Tüm dosya kapsamı, toplanan deliller, alınan bilirkişi raporu birlikte değerlendirildiğinde, taraflar arasında açık hesap ilişkisi bulunduğu, bu kapsamda davacı tarafından davalı yana ürünler gönderildiği ancak davalı tarafından ödeme yapılmadığından icra takibi başlatıldığı anlaşılmış, davalı taraf ayıp ihbarında bulunduğunu ispat edemediğinden ayıp savunmasına itibar edilmemiş rapor doğrultusunda davanın kabulüne karar vermek gerekmiş, alacak likit ve belirlenebilir olduğundan icra inkar tazminatına hükmedilmiş ve aşağıdaki şekilde hüküm kurulmuştur.

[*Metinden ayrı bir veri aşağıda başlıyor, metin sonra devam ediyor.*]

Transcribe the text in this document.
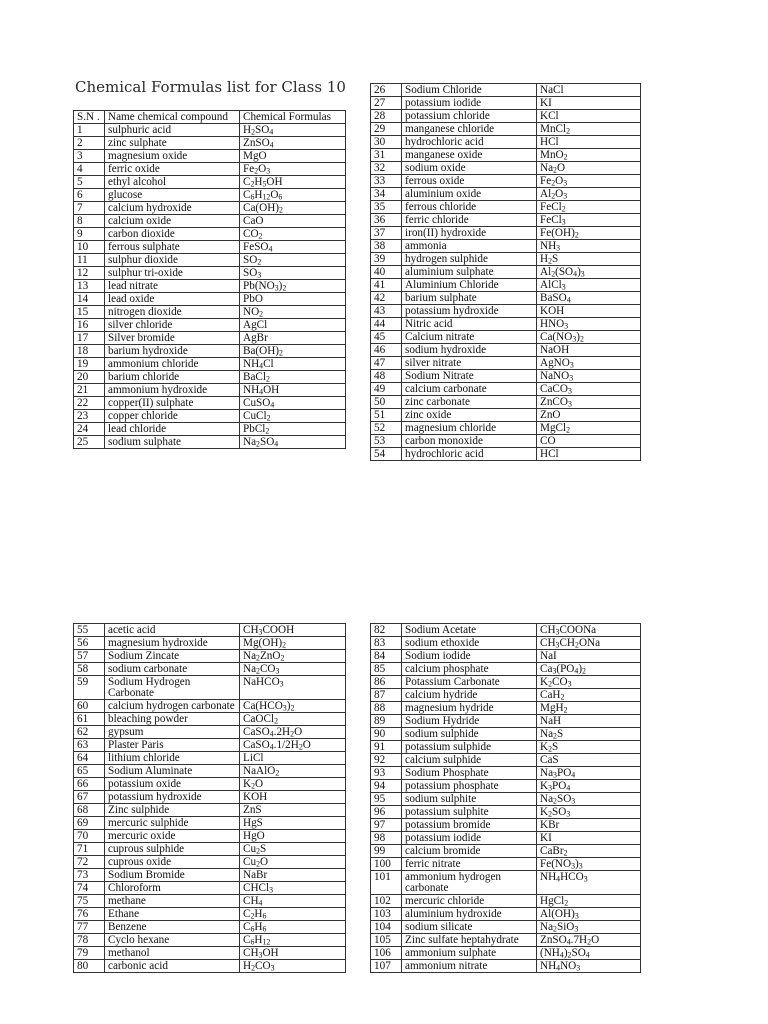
Chemical Formulas list for Class 10
S.N .	Name chemical compound	Chemical Formulas
1	sulphuric acid	$H_2SO_4$
2	zinc sulphate	ZnSO$_4$
3	magnesium oxide	MgO
4	ferric oxide	$Fe_2O_3$
5	ethyl alcohol	$C_2H_5OH$
6	glucose	$C_6H_{12}O_6$
7	calcium hydroxide	$Ca(OH)_2$
8	calcium oxide	CaO
9	carbon dioxide	$CO_2$
10	ferrous sulphate	FeSO$_4$
11	sulphur dioxide	$SO_2$
12	sulphur tri-oxide	$SO_3$
13	lead nitrate	$Pb(NO_3)_2$
14	lead oxide	PbO
15	nitrogen dioxide	$NO_2$
16	silver chloride	AgCl
17	Silver bromide	AgBr
18	barium hydroxide	$Ba(OH)_2$
19	ammonium chloride	$NH_4Cl$
20	barium chloride	BaCl$_2$
21	ammonium hydroxide	$NH_4OH$
22	copper(II) sulphate	CuSO$_4$
23	copper chloride	CuCl$_2$
24	lead chloride	PbCl$_2$
25	sodium sulphate	$Na_2SO_4$
26	Sodium Chloride	NaCl
27	potassium iodide	KI
28	potassium chloride	KCl
29	manganese chloride	MnCl$_2$
30	hydrochloric acid	HCl
31	manganese oxide	MnO$_2$
32	sodium oxide	$Na_2O$
33	ferrous oxide	$Fe_2O_3$
34	aluminium oxide	$Al_2O_3$
35	ferrous chloride	FeCl$_2$
36	ferric chloride	FeCl$_3$
37	iron(II) hydroxide	$Fe(OH)_2$
38	ammonia	$NH_3$
39	hydrogen sulphide	$H_2S$
40	aluminium sulphate	$Al_2(SO_4)_3$
41	Aluminium Chloride	AlCl$_3$
42	barium sulphate	BaSO$_4$
43	potassium hydroxide	KOH
44	Nitric acid	$HNO_3$
45	Calcium nitrate	$Ca(NO_3)_2$
46	sodium hydroxide	NaOH
47	silver nitrate	AgNO$_3$
48	Sodium Nitrate	NaNO$_3$
49	calcium carbonate	CaCO$_3$
50	zinc carbonate	ZnCO$_3$
51	zinc oxide	ZnO
52	magnesium chloride	MgCl$_2$
53	carbon monoxide	CO
54	hydrochloric acid	HCl
55	acetic acid	$CH_3COOH$
56	magnesium hydroxide	$Mg(OH)_2$
57	Sodium Zincate	$Na_2ZnO_2$
58	sodium carbonate	$Na_2CO_3$
59	Sodium Hydrogen Carbonate	NaHCO$_3$
60	calcium hydrogen carbonate	$Ca(HCO_3)_2$
61	bleaching powder	CaOCl$_2$
62	gypsum	$CaSO_4.2H_2O$
63	Plaster Paris	$CaSO_4.1/2H_2O$
64	lithium chloride	LiCl
65	Sodium Aluminate	NaAlO$_2$
66	potassium oxide	$K_2O$
67	potassium hydroxide	KOH
68	Zinc sulphide	ZnS
69	mercuric sulphide	HgS
70	mercuric oxide	HgO
71	cuprous sulphide	$Cu_2S$
72	cuprous oxide	$Cu_2O$
73	Sodium Bromide	NaBr
74	Chloroform	CHCl$_3$
75	methane	$CH_4$
76	Ethane	$C_2H_6$
77	Benzene	$C_6H_6$
78	Cyclo hexane	$C_6H_{12}$
79	methanol	$CH_3OH$
80	carbonic acid	$H_2CO_3$
82	Sodium Acetate	$CH_3COONa$
83	sodium ethoxide	$CH_3CH_2ONa$
84	Sodium iodide	NaI
85	calcium phosphate	$Ca_3(PO_4)_2$
86	Potassium Carbonate	$K_2CO_3$
87	calcium hydride	CaH$_2$
88	magnesium hydride	MgH$_2$
89	Sodium Hydride	NaH
90	sodium sulphide	$Na_2S$
91	potassium sulphide	$K_2S$
92	calcium sulphide	CaS
93	Sodium Phosphate	$Na_3PO_4$
94	potassium phosphate	$K_3PO_4$
95	sodium sulphite	$Na_2SO_3$
96	potassium sulphite	$K_2SO_3$
97	potassium bromide	KBr
98	potassium iodide	KI
99	calcium bromide	CaBr$_2$
100	ferric nitrate	$Fe(NO_3)_3$
101	ammonium hydrogen carbonate	$NH_4HCO_3$
102	mercuric chloride	HgCl$_2$
103	aluminium hydroxide	$Al(OH)_3$
104	sodium silicate	$Na_2SiO_3$
105	Zinc sulfate heptahydrate	$ZnSO_4.7H_2O$
106	ammonium sulphate	$(NH_4)_2SO_4$
107	ammonium nitrate	$NH_4NO_3$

HÜKÜM:Yukarıda açıklandığı üzere;
Davanın KABULÜNE,
1-İstanbul Anadolu—–. İcra Müdürlüğü’nün —- sayılı icra takibine davalı tarafça yapılan itirazın iptali ile takibin 27.614,51-TL asıl alacak üzerinden asıl alacağa takip tarihinden tahsil tarihine kadar 3095 Sayılı Kanun m. 2/2 uyarınca işleyecek avans faizi yürütülmek sureti ile devamına,
2-Kabul edilen asıl alacak üzerinden hesaplanacak %20 icra inkar tazminatının davalıdan alınarak davacıya verilmesine,
3-Alınması gerekli 1.886,35-TL harçtan davacı tarafça peşin olarak yatırılan 333,52-TL harcın mahsubu ile bakiye 1.522,83-TL harcın davalıdan tahsili ile hazineye irad kaydına,
4-Davacı tarafından yatırılan 44,40-TL başvurma harcı, 333,52-TL peşin harç toplamı olan 377,92-TL’nin davalıdan alınarak davacıya verilmesine,
5-Davacı tarafından sarfedilen toplam 726,55-TL yargılama giderlerinin davalıdan alınarak davacıya verilmesine,
6-Tarafların artan gider avansı bulunması ve talep etmeleri halinde ilgili tarafa iadesine,
7-Davacı kendisini vekille temsil ettirdiğinden —— Tarifesine göre davacı vekili için takdir olunan 4.142,18-TL nispi vekalet ücretinin davalıdan alınarak davacıya verilmesine,
Dair, Gerekçeli kararın taraf vekillerine tebliğinden itibaren 2 haftalık süre içinde istinaf kanun yolu açık olmak üzere taraf vekillerinin yüzüne karşı verilen karar açıkça okundu, usulen anlatıldı.